Stopcodons in genetics elements
Stop codons occur as key parts of all important genetic elements in eukaryotic genes. The key genetic elements of eukaryotic genes are the promoters, donor and acceptor splice junction signals, lariat (branch point) signals, and poly-A addition sites. The core component of each of these genetic elements is a stop codon.
Origin of bacterial genes from split genes
Origin of bacterial genes from split genes. The split genes of modern eukaryotes with short exons (average length of 120 bases, and maximum of ~600 bases) interrupted by long introns are extremely probable in random DNA sequences due to the reasons described in the section Origin of introns and the split gene structure , above.
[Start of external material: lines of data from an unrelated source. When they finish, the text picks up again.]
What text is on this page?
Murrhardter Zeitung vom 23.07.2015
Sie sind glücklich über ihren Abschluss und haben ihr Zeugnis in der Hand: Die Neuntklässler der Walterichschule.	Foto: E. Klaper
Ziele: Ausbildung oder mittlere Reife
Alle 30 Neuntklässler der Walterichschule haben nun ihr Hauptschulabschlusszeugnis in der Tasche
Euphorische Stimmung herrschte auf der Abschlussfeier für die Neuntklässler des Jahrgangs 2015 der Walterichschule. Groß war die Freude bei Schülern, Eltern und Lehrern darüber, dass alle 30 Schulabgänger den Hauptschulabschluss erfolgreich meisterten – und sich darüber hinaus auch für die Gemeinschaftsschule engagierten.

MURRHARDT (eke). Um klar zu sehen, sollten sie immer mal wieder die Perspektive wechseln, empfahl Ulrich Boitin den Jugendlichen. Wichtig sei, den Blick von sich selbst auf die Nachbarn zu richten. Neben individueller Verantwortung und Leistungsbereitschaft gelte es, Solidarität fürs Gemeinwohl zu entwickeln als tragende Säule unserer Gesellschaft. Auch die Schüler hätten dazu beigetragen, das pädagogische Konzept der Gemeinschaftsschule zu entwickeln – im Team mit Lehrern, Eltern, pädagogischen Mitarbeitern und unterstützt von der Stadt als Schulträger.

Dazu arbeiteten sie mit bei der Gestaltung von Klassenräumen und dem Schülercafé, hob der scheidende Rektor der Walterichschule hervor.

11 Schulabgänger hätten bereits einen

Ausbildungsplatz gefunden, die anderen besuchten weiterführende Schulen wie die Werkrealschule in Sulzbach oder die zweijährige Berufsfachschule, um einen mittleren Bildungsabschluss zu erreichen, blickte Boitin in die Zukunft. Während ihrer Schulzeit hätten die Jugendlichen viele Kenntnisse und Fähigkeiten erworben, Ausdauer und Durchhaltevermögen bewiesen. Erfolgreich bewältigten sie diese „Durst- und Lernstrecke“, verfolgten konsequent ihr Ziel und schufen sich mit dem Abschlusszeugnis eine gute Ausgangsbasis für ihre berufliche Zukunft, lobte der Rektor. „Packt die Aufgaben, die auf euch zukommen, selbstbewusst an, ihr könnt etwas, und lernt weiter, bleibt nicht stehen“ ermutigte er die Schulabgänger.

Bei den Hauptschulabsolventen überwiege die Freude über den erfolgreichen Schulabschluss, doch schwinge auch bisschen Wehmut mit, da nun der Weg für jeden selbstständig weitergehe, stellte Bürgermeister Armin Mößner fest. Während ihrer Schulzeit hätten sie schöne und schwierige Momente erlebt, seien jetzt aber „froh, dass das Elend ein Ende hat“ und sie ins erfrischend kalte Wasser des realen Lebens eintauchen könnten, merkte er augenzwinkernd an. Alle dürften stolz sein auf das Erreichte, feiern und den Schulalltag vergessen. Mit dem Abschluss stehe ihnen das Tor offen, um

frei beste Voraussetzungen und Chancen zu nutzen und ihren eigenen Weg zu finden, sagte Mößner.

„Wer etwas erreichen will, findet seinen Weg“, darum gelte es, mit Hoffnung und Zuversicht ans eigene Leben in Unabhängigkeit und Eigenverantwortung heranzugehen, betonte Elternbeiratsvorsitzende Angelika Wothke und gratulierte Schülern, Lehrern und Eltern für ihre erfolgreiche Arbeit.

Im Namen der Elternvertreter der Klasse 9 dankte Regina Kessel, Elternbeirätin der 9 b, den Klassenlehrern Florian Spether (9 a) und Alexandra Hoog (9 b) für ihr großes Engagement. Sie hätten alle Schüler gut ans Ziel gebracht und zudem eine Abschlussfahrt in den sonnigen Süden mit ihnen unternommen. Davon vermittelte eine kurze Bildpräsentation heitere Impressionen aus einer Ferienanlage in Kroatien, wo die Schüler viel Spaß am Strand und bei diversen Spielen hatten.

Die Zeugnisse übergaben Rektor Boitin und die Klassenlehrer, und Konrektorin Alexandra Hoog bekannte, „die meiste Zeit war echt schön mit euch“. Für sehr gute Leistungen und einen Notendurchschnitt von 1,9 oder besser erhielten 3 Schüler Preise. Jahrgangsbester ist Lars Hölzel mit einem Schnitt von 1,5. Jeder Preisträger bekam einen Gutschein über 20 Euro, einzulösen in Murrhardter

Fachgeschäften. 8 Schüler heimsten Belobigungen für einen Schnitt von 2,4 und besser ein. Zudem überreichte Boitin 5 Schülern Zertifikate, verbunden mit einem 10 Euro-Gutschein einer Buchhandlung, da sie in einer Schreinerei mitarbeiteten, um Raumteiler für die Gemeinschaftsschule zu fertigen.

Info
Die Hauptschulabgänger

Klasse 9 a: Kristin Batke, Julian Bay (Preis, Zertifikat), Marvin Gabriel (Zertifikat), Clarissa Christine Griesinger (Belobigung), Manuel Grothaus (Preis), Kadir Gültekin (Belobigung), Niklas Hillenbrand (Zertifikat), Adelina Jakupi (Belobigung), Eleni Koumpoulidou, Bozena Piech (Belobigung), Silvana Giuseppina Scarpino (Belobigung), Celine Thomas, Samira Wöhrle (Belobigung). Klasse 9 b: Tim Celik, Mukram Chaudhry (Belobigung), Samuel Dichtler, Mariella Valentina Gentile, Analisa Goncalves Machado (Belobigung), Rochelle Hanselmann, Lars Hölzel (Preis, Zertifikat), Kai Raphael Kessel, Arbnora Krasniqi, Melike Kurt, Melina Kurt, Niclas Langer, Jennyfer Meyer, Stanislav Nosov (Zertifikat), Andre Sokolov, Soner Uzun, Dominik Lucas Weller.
In contrast, the long contiguously coding bacterial genes (that can be as long and 10,000 bases, and longer up to 90,000 bases) without introns are practically impossible to occur in random sequences. Thus, the only way that bacterial genes could originate was to delete the introns from the split genes that occurred in random DNA sequences and produce contiguously coding genes. The example protein shown with its 3D structure is from PDB database ( ID:1UNF ).